Il est également admis que l’utilisation de 2 techniques endoscopiques dont une utilisant l’adrénaline diluée est plus performante que l’utilisation d’une seule technique [1, 4, 6].
L’injection sous muqueuse d’adrénaline diluée est la principale et la plus simple des techniques d’hémostase. C’est également la technique la plus étudiée dans le traitement hémostatique des ulcères gastroduodénaux hémorragiques. C’est une technique simple nécessitant peu de coordination entre l’endoscopiste et l’infirmière. Elle consiste à l’injection sous muqueuse d’adrénaline dilué 1/10 000e (1 mg d’adrénaline dans 10 cc de sérum physiologique) au niveau des 4 cadrans de l’ulcère. L’hémostase est obtenue par un effet mécanique dû au volume injecté associé à un effet vasoconstricteur propre à l’adrénaline. L’injection d’adrénaline va ainsi ralentir, voire arrêter, un saignement et permettre une meilleure visualisation de l’ulcère pour réaliser un second geste hémostatique.
Les clips métalliques hémostatiques permettent une hémostase mécanique par fermeture de l’ulcère ou d’un vaisseau hémorragique (Fig. 2). Le clip n’entraîne pas de lésion de la muqueuse, c’est une technique moins onéreuse que l’utilisation d’une sonde de coagulation. La mise en place d’un clip nécessite cependant une coordination plus précise entre l’endoscopiste et son assistant(e). Le clip peut être difficile à poser en cas de lésions fibreuses, d’ulcère trop large, ou de localisation difficile d’accès (cardia, petite courbure gastrique, genu superius). Les clips sont
Figure 2. Pose de clips sur un ulcère Forrest IIa duodénal
fréquemment utilisés en complément de l’adrénaline diluée.

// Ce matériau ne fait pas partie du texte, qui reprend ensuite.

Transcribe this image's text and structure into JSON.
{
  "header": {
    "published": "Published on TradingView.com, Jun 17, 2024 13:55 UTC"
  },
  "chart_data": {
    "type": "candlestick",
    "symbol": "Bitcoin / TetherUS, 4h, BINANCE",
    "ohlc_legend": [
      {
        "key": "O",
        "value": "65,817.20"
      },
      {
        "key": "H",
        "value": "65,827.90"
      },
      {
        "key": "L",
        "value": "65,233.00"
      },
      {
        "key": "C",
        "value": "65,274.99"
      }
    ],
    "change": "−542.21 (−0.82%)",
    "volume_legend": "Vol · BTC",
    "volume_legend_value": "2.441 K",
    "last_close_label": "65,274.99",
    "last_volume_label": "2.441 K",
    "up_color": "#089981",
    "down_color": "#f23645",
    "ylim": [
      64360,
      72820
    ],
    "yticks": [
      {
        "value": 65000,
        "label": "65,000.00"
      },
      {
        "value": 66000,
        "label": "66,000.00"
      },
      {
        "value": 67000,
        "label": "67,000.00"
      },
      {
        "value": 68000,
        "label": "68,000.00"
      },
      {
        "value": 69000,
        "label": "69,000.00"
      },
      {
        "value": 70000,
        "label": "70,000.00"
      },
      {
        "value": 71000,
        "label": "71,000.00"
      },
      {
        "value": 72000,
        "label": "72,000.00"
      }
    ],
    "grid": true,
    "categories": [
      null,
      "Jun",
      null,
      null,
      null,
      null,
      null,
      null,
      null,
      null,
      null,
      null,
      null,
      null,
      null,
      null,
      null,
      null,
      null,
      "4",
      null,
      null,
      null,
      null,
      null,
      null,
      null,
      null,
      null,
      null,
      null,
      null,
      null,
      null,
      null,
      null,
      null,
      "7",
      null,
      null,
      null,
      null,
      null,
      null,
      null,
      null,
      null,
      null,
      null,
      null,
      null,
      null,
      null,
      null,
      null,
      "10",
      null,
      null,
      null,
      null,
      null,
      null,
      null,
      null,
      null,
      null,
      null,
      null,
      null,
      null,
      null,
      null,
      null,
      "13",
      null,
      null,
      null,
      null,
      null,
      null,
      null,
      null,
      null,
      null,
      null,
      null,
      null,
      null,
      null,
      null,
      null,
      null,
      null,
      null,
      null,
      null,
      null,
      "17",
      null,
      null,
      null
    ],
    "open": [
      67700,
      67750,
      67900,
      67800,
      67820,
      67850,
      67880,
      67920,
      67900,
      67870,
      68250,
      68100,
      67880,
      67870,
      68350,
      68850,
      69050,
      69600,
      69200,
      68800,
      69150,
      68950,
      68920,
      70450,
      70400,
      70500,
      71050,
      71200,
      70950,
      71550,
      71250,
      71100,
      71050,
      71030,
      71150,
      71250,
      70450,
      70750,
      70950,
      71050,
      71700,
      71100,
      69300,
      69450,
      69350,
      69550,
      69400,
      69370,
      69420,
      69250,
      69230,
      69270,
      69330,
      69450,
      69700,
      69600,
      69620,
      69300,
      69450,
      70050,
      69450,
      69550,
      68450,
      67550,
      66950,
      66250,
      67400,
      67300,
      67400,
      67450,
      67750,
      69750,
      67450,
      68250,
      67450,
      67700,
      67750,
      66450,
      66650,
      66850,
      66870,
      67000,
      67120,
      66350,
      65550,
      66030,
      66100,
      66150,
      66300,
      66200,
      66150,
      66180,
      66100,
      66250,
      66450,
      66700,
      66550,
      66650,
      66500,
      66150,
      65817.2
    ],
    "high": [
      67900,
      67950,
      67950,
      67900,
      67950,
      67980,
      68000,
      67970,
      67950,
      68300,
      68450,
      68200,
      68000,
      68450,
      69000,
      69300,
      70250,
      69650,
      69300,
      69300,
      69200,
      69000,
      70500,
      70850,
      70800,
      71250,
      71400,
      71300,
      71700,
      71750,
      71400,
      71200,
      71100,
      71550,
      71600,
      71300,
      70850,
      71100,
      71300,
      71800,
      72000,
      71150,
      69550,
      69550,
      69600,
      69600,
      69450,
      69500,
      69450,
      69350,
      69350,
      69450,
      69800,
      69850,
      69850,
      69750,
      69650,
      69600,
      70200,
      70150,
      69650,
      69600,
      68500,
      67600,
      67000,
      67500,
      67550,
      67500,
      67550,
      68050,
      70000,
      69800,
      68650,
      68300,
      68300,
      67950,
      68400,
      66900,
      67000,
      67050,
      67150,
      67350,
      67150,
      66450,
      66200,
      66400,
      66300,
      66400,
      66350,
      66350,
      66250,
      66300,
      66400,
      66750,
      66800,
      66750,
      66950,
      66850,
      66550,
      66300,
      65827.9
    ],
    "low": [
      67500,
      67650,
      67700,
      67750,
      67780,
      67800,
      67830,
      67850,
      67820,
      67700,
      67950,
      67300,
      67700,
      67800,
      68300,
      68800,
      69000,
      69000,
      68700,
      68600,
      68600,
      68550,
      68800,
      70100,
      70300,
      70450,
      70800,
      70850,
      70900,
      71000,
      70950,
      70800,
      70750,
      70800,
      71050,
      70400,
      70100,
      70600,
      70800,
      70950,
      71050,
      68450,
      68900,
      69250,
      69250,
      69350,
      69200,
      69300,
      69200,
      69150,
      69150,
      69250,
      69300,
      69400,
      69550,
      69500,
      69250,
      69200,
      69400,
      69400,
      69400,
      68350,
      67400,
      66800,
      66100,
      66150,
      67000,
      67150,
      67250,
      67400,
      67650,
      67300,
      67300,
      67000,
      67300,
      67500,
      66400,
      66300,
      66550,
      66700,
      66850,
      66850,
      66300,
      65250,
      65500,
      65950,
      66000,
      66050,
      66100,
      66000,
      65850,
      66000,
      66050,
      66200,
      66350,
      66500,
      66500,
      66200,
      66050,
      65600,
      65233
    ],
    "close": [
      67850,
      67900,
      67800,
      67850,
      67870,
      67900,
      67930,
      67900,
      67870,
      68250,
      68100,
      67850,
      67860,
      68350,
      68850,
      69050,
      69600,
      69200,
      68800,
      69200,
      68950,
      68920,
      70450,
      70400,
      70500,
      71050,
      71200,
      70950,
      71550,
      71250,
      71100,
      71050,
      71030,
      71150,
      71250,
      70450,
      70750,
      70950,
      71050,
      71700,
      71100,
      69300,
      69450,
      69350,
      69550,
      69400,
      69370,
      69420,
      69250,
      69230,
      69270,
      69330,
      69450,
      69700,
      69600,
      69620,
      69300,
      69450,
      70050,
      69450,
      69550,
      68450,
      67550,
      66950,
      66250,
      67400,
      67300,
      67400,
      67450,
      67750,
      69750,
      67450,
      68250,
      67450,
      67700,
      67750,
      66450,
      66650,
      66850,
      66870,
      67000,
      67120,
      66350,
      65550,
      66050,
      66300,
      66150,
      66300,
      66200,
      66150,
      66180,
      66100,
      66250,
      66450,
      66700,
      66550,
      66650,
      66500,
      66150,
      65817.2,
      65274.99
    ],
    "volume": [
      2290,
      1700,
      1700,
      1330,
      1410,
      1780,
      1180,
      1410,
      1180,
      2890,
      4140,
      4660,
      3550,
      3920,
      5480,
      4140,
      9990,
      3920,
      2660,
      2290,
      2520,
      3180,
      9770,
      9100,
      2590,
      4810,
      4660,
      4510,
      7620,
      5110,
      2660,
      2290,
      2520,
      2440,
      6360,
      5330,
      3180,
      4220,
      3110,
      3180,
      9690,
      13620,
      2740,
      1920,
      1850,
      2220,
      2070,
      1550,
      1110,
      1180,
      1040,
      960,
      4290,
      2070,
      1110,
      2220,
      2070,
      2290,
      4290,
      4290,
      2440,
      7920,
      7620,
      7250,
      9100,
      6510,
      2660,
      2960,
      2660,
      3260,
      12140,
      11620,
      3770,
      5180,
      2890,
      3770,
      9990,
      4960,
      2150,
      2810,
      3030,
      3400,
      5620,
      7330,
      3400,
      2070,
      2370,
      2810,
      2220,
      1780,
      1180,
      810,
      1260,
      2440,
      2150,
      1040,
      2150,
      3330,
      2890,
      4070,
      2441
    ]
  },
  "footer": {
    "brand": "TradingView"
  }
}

La coagulation thermique des ulcères hémorragiques est une technique d’hémostase ancienne dont l’utilisation est maintenant devenue marginale. Le principe est l’utilisation d’un outil d’endothérapie branché à un bistouri électrique pour coaguler la lésion hémorragique. Le risque de complication propre à cette technique, notamment les perforations d’ulcères, n’est pas nul. Il existe des sondes hybrides (Gold Probe®, Boston Scientific) permettant avec un seul outil d’endothérapie une injection d’adrénaline diluée et une thermocoagulation.
Une grande nouveauté pour le traitement des hémorragies actives est la disponibilité depuis peu de poudres hémostatiques (Fig. 3). Hemospray® (Cook Medical) est une poudre inerte aux propriétés absorbantes qui, lorsqu’elle est en contact avec le sang, permet la formation d’un coagulum permettant de créer un obstacle mécanique. Elle absorbe le sérum permettant une augmentation locale du taux de facteur coagulation et de plaquettes. L’indication repose sur les hémorragies digestives hautes non variqueuses et actives. Elle est utile lorsque la pose de clips est impossible (saignement diffus abondant) ou inefficace afin de réaliser une hémostase de « sauvetage ». Elle permet d’obtenir l’arrêt du saignement dans plus de 90 % des cas rapportés dans la littérature disponible.
Le clip OTSC® (Ovesco, Allemagne) est un gros clip monté sur un capuchon au bout de l’endoscope. Il a été développé et commercialisé pour le traitement endoscopique des fistules et des hémorragies digestives réfractaires. Son efficacité dans des saignements actifs gastroduodénaux sévères est rapportée dans la littérature. En pra-tique, son coût élevé, la relative technicité de mise en place de ce clip et l’existence d’alternatives accessibles en font un outil d’utilisation très marginale dans cette indication.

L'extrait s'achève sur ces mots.